Jordan Bailey ’16 introduced a scientific perspective to the debate, referencing the biological explanation for attraction she learned about in Chemistry class. Jordan argued that lust could lead to love, while Emily Woodworth ’16 argued that love is ultimately a choice.       

Esther Choi ’16 pushed the class to contextualize the discussion in terms of the novel, so Nick Hunnewell ’16 asked, “What is the meaning of the word ‘right’ in the context of the book?”  William Wang ’16 argued that, because the characters’ selfish actions could not be universalized, they could not be termed “right.”

Responding again to the characters’ fast marriages, the class almost unanimously agreed that they would wait another 10 years before marrying. Baker told how, like most of his peers, he married his high school sweetheart upon his college graduation, asking, “Do we all just follow the conventions of our time?”

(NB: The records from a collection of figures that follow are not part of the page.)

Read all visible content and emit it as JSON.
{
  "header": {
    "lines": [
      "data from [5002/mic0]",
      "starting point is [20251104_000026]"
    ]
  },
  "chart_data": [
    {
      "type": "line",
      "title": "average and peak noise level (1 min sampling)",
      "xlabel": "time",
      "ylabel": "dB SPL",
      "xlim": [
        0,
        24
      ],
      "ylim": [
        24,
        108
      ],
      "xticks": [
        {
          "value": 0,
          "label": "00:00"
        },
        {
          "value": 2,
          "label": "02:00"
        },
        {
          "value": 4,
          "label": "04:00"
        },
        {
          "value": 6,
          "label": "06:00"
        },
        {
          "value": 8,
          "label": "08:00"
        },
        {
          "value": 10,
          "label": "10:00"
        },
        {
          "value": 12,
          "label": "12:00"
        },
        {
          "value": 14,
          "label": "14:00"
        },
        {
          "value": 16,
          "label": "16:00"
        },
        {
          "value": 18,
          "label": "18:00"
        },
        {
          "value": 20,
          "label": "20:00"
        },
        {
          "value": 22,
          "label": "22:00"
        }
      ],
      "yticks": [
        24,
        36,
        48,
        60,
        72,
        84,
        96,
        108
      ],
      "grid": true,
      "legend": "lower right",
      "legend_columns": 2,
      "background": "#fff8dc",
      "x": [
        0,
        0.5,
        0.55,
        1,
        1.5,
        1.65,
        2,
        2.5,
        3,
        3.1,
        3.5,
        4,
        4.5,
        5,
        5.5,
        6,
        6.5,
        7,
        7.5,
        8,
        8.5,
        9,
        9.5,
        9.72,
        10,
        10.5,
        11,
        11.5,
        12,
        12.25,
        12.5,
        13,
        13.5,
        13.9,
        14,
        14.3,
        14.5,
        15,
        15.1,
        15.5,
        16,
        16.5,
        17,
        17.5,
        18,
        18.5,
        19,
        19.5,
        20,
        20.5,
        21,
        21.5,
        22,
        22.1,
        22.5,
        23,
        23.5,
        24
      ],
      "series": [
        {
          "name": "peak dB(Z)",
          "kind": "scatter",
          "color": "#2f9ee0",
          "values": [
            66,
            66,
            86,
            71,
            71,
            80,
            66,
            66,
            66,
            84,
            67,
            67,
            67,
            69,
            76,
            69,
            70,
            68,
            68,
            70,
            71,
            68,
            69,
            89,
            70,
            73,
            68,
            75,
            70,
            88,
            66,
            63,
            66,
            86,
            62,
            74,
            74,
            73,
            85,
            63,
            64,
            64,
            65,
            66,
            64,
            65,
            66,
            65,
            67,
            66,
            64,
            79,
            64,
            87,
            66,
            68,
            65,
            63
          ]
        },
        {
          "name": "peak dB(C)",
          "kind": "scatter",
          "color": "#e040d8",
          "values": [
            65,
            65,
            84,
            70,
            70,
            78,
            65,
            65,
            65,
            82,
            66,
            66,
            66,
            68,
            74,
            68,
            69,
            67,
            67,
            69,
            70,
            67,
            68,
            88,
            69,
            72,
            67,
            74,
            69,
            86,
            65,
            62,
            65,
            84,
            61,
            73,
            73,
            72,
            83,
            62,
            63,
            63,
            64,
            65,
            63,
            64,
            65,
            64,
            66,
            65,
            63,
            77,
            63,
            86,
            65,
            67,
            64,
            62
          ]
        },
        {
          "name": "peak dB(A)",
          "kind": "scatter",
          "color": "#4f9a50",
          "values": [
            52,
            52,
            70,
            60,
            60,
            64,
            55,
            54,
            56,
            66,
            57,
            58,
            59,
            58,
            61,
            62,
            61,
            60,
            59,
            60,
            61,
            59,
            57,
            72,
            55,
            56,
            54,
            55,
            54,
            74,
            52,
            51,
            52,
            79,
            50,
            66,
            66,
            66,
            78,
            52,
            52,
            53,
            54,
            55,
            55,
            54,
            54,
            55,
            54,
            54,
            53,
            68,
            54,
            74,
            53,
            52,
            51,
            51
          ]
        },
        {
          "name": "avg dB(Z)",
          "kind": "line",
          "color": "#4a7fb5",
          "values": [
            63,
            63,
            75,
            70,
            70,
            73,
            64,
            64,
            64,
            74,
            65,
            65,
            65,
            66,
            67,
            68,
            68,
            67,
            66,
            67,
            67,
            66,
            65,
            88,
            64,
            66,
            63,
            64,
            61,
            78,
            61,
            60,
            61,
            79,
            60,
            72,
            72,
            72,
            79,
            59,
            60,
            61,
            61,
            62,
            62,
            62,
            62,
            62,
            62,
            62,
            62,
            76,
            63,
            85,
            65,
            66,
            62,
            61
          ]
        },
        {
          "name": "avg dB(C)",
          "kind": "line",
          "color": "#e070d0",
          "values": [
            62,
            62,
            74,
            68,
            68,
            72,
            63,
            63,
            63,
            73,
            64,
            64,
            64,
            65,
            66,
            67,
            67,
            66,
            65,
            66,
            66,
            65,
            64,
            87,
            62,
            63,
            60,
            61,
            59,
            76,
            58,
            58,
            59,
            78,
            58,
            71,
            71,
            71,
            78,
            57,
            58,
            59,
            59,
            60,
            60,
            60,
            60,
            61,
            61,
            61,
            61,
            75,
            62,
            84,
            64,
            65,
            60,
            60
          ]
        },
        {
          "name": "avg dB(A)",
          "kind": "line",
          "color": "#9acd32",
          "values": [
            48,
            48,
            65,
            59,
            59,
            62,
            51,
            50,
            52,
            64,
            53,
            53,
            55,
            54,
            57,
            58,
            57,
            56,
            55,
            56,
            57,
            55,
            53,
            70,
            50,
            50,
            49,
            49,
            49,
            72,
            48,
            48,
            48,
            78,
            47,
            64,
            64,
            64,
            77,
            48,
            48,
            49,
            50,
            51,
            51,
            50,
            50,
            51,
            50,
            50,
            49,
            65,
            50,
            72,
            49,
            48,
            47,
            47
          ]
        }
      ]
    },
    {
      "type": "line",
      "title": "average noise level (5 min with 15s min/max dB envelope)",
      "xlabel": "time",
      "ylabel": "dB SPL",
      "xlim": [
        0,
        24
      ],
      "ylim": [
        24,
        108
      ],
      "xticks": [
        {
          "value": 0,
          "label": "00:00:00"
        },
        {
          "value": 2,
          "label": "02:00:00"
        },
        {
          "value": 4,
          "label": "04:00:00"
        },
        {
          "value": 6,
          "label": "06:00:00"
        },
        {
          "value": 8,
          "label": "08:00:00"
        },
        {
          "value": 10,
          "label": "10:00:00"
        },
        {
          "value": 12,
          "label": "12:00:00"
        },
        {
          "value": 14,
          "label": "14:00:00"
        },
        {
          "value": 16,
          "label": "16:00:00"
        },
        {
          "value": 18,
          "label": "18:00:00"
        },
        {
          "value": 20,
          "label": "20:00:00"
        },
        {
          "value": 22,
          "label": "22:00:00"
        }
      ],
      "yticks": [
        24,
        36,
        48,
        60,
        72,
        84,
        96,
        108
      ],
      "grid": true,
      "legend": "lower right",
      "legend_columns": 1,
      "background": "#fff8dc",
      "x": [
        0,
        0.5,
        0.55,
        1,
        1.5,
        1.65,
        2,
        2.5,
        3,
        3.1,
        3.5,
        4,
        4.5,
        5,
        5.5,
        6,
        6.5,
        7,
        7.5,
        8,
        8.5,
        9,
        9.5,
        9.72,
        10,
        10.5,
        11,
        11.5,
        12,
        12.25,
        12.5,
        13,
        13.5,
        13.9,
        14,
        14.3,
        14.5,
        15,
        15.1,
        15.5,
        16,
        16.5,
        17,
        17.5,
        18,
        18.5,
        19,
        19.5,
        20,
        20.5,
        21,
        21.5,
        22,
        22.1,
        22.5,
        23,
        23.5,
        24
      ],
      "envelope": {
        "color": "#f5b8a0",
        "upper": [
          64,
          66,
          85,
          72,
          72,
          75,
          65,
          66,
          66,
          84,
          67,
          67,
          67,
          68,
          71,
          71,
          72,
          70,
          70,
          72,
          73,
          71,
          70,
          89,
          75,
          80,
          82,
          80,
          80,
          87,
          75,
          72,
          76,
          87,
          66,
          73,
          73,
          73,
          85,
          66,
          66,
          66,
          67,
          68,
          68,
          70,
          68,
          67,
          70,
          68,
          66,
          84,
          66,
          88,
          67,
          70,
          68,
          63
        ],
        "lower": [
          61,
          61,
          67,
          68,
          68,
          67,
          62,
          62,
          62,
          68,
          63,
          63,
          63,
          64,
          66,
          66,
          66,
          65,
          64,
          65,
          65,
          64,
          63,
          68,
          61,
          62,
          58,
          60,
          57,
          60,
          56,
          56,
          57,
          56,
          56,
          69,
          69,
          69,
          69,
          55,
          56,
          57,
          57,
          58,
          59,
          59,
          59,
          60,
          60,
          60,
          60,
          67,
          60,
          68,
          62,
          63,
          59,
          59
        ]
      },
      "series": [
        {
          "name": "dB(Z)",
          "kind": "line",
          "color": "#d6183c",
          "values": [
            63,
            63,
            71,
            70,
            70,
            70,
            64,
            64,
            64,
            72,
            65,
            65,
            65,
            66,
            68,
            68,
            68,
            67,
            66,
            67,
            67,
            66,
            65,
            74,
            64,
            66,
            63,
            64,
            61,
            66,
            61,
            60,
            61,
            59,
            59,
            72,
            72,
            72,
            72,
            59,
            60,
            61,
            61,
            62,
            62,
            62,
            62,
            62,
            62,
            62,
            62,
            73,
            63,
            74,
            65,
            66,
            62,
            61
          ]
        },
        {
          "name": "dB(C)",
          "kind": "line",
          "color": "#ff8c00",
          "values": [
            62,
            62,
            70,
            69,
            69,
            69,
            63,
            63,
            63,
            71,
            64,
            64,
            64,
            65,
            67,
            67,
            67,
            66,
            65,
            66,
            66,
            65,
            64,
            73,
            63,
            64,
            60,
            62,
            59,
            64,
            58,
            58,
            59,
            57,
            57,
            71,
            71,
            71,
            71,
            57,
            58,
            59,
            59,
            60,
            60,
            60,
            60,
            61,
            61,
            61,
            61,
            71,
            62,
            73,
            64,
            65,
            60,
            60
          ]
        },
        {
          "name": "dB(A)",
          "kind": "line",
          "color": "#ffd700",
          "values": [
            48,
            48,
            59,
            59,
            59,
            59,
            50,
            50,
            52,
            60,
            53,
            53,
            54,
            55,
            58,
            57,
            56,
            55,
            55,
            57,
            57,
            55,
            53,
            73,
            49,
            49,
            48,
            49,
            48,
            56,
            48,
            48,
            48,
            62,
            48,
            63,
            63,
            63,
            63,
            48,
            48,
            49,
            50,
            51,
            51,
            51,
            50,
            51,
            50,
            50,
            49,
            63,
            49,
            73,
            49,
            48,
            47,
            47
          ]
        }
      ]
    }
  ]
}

The class ended with a debate about the human need to find meaning. Students challenged the idea that meaning can be found and postulated that Kerouac’s characters create meaning in their lives through their continuing search for it.

Baker began teaching his On the Road course 40 years ago. During his own travels, he became fascinated with the movement of trucks, hitchhikers and cars across America. His experiences and Jack Kerouac’s On the Road inspired him to design a syllabus that unifies multiple writings through that same sense of motion. The students have since begun reading William Faulkner’s Light in August.